The work presented evaluates various personality classification techniques to determine the most effective performer. Prominent ML techniques are evaluated using two methods for addressing imbalance. The paper extends our previous work [
20] that examines deep learning classifiers such as BERT by optimising its performance using different long text treatment strategies. Similar work that uses transferred learning through language models for text classification [
92] does not adequately address long-text challenges, resulting in inferior classification performance. This systematic evaluation of personality classifiers prior to labelling data contributes towards improved labelling, which is of paramount importance, as also highlighted in [
70]. The performance of our proposed personality classifier is better than ML classifiers and other baseline personality classification techniques, such as [
62], thereby giving us greater confidence in the labelling of the data.

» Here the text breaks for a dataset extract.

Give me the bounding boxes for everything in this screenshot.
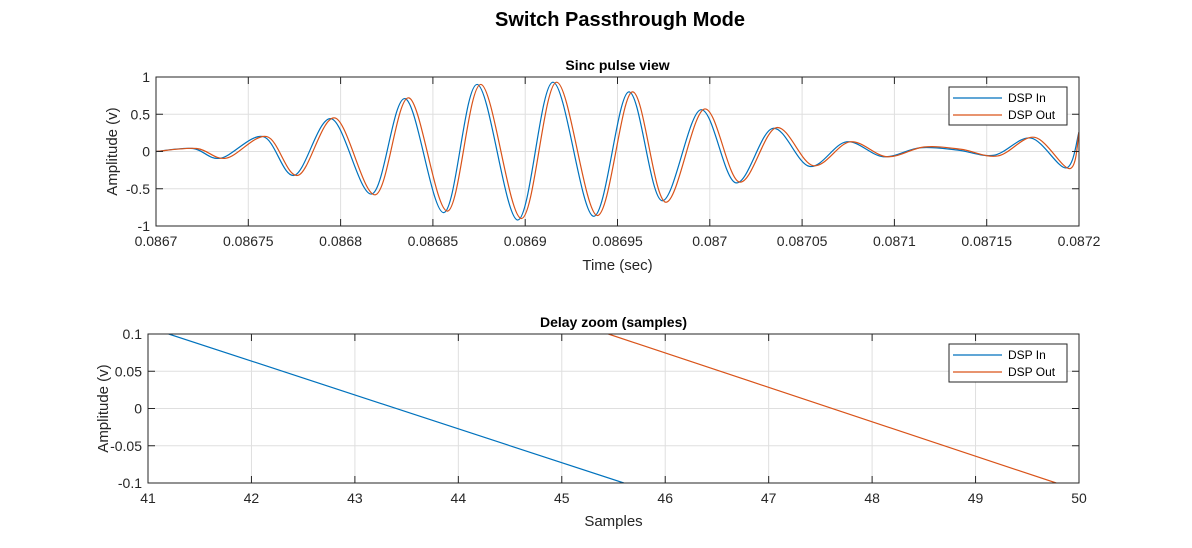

Moreover, the method introduces an automated approach for identifying user preferences from eWOM text. Similarly, ref. [
50] utilises sentiment for food preference extraction and clustering to identify topics from online reviews; however, it does not jointly address the concept of personality, nor does it utilise a topic modelling technique such as STM that enables the association of metadata, such as sentiment, with topics to improve interpretability.s
Our results also show that a combination of direct and derived information from eWOM (i.e., personality, food preference, and opinions from topic modelling) enhances recommendation performance.